L’ascesa di Georgia Meloni, che di fatto svuota il bacino elettorale della Lega, è il frutto dell’opposizione al governo Draghi e che è stato ripagato in termini di consenso, mentre a “sinistra” si proponeva in maniera fideistica l’agenda Draghi, facendo in modo che l’unica forza in grado di “dire qualcosa di sinistra” fosse il MoVimento 5 Stelle, in particolare sul reddito di cittadinanza.

Cosa ha fatto il Pd in tutti questi anni di governi tecnici, se non avallare le decisioni delle banche centrali e dei potentati economici, i tagli della spesa pubblica, la precarizzazione del lavoro, lo smantellamento del Welfare, la riduzione dei salari e l’impoverimento generalizzato?

Il governo della Meloni e del centrodestra non muterà questo quadro strutturale: sono gli orologi delle borse che battono i tempi delle agende politiche degli stati; sono le logiche del capitale finanziario e del mercato, del meccanismo del debito a rendere la funzione di ciò che rimane degli stati nazionali quella di meri esecutori.
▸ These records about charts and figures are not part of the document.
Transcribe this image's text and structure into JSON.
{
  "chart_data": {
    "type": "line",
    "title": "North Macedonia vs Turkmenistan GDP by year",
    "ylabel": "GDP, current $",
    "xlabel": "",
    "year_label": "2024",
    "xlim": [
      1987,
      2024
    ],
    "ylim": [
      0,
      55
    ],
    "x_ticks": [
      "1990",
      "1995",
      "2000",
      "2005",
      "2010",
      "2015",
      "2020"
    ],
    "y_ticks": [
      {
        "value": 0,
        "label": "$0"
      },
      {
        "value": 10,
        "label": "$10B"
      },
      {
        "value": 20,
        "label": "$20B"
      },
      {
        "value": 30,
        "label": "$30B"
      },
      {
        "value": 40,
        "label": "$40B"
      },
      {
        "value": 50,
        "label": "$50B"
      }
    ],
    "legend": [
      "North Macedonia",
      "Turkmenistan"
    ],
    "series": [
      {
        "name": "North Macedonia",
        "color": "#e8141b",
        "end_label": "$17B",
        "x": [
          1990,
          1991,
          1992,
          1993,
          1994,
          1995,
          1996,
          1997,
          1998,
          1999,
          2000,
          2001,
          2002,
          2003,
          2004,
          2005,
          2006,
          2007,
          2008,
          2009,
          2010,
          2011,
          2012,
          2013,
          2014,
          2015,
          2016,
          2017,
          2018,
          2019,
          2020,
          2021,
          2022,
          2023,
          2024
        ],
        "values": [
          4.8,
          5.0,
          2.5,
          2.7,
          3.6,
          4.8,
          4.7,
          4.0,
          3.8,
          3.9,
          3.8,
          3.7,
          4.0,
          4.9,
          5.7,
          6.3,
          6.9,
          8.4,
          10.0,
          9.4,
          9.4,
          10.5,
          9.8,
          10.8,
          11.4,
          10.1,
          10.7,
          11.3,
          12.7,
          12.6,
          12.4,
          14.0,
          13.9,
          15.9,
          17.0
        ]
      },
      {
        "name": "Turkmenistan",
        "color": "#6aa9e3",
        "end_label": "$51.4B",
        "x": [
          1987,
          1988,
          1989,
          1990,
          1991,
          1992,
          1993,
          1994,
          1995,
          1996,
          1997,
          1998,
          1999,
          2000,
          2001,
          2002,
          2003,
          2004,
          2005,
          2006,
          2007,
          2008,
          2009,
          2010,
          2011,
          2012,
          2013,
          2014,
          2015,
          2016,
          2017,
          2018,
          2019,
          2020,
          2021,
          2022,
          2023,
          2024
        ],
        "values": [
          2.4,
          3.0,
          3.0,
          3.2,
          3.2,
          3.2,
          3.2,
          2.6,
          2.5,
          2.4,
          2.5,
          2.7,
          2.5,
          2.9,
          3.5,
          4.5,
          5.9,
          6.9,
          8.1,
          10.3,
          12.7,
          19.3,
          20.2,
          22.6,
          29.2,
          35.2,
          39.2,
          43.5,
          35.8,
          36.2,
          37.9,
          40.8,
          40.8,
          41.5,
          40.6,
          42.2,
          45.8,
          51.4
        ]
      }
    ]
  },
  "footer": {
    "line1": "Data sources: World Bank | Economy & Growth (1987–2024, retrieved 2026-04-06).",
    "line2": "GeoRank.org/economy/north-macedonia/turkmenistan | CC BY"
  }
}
Non sorprende neppure la volontà espressa dalla destra di modificare la costituzione in senso presidenzialista: il susseguirsi dei “governi tecnici” e di unità nazionale in tutti questi anni indicava già questa strada, con l’appoggio di tutte le forze politiche. Si tratta del compimento di un processo, di ulteriore centralizzazione del potere esecutivo, con la differenza che questa volta è legittimato dal voto popolare.

Una ultima considerazione: le elezioni italiane si inseriscono in un quadro globale di crisi sistemica del capitalismo, della incapacità, se non impossibilità, da parte della governance globale di dare un ordine alla complessità degli eventi che attraversano il mondo, di dare una forma al caos e alla ingovernabilità. I continui smottamenti, variazioni imprevedibili, confusioni si riverberano dal piano globale a quello delle nazioni. 

Pensiamo alla spaccatura del mondo in due blocchi contrapposti determinata dalla guerra in Ucraina, con relative sfere di influenza regionali, ma anche alle lotte delle popolazioni in ogni parte del mondo contro l’estrattivismo e l’impoverimento generalizzato, oppure agli esodi di massa da terre devastate dalla crisi climatica e dalle guerre. Quale governance è mai possibile in questa instabilità strutturale e permanente, dove il controllo biopolitico si trasforma sempre più in “necropolitica”, distruzione, violenza e morte?

Non c’è alternativa: solo una rivoluzione ci può salvare, una trasformazione radicale dell’esistente, delle forme di vita, di produzione e riproduzione. Rivoluzione non tanto come evento posto nel futuro, in un altrove indeterminato, ma come processo di costruzione delle nuove istituzioni del comune, qui ed ora.